Psychologist Robert Jay Lifton has done considerable work on the psychology of people in warfare and in captivity. One of his best-known studies is one on American prisoners in the Korean War who were subjected to Chinese "brainwashing" attempts. His work is drawn upon heavily by others like the late Margaret Thaler Singer who study "coercive persuasion" techniques used by cult groups.
Lifton has also written on the psychological conditions that facilitate the conduct we now know has been occurring at Abu Ghuraib and other parts of the Pentagon's gulag: Conditions of Atrocity, The Nation 05/31/04 issue (posted 05/13/04).
What ultimately drives the dynamic is an ideological vision that equates Iraqi fighters with "terrorists" and seeks to further justify the invasion.

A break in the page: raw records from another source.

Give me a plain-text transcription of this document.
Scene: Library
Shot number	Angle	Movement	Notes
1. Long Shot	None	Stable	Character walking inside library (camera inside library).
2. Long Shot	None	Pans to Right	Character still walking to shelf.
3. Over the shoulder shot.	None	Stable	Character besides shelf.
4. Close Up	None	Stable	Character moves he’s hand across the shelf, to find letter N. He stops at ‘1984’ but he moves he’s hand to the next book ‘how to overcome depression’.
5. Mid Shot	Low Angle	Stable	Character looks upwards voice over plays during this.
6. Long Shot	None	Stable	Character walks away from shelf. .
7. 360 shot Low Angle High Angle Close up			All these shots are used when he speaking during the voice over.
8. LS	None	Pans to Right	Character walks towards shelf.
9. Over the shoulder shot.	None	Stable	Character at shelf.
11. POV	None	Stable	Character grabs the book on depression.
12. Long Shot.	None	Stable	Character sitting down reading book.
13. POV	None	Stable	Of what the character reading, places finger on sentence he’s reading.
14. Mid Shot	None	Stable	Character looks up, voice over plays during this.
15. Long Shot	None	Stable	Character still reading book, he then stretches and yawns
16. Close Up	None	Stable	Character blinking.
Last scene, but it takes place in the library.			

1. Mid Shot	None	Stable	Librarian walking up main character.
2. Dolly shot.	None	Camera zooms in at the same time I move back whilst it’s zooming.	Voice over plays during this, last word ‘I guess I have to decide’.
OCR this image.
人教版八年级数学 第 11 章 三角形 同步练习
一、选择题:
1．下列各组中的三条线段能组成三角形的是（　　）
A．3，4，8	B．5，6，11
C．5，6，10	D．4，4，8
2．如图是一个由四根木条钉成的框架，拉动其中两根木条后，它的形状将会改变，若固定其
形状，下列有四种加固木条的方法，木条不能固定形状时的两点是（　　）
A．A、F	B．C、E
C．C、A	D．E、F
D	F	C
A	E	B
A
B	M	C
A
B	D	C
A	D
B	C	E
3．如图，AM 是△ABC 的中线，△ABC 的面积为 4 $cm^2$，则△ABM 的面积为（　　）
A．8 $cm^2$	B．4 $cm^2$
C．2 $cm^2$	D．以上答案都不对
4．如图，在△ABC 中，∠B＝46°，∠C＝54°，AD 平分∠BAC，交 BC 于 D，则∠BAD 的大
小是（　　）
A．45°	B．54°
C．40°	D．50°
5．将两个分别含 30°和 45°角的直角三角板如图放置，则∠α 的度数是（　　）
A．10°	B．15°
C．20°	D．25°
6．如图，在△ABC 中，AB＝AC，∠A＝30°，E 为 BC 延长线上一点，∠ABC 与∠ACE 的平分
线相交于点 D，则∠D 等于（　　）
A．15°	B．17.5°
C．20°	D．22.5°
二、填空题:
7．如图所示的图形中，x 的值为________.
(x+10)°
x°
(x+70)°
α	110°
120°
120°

All this is part of the amorphous, even apocalyptic, "war on terrorism," as is the practice of denying the human rights of detainees labeled as terrorists, a further stimulus for abuse. Grotesque improvisations can occur at different levels--whether in the form of interrogators' ideas about inflicting sexual humiliation or in foot soldiers' methods of carrying out those instructions or responding to more indirect messages from above.
Recognizing that atrocity is a group activity, one must ask how individual soldiers can so readily join in. I believe they undergo a type of dissociation I call "doubling"--the formation of a second self. Nazi doctors could continue to be ordinary husbands and fathers when on leave from their murderous work in Auschwitz. Similarly, Tony Soprano is a likable fellow who cares about his children but is in the business of maiming and killing. The individual psyche can adapt to an atrocity-producing environment by means of a subself that behaves as if autonomous and thereby joins in activities that would otherwise seem repugnant. ...
Lifton is being conservative in assumptions about specific guilt higher up in the chains of command. His analysis explains how crimes like those in Abu Ghuraib can occur even without specific directions or authorization from senior levels of command. He does make it clear that he is not trying to either exonerate the indiduals who directly committed torture or to let seniorofficials off the hook. On the contrary:
To attribute the scandal at Abu Ghraib to "a few bad apples" or to "individual failures" is poor psychology and self-serving pseudomorality. To be sure, individual soldiers and civilians who participated in it are accountable for their behavior, even under such pressured conditions. But the greater responsibility lies with those who planned and executed the war on Iraq and the "war on terrorism" of which it is a part, and who created, in policy and attitude, the accompanying denial of rights of captives and suspects.
Lifton's focus is on the psychology of the perpetrators, not their ethical or legal guilt as such. The accumulating evidence that the use of torture was widespread and implicitly - or even explicitly - directed from senior levels in the Administration does not invalidate what he writes about the mind-set that justifies it.
In studies of Nazi war crimes during the Second World War, we often encounter discriptions of Schreibtischtäter, conventionally translated as "desk murderers". It refers to those who facilitated various parts of crimes like the Holocaust in bureacratic tasks like scheduling transports or authorizing transfers of prisoners to death camps without directly getting their hands dirty in the process.
I suspect we'll find out more and more about the role of Schreibtischtäter in the gulag torture story. Lifton's article is also useful in understanding their mentality.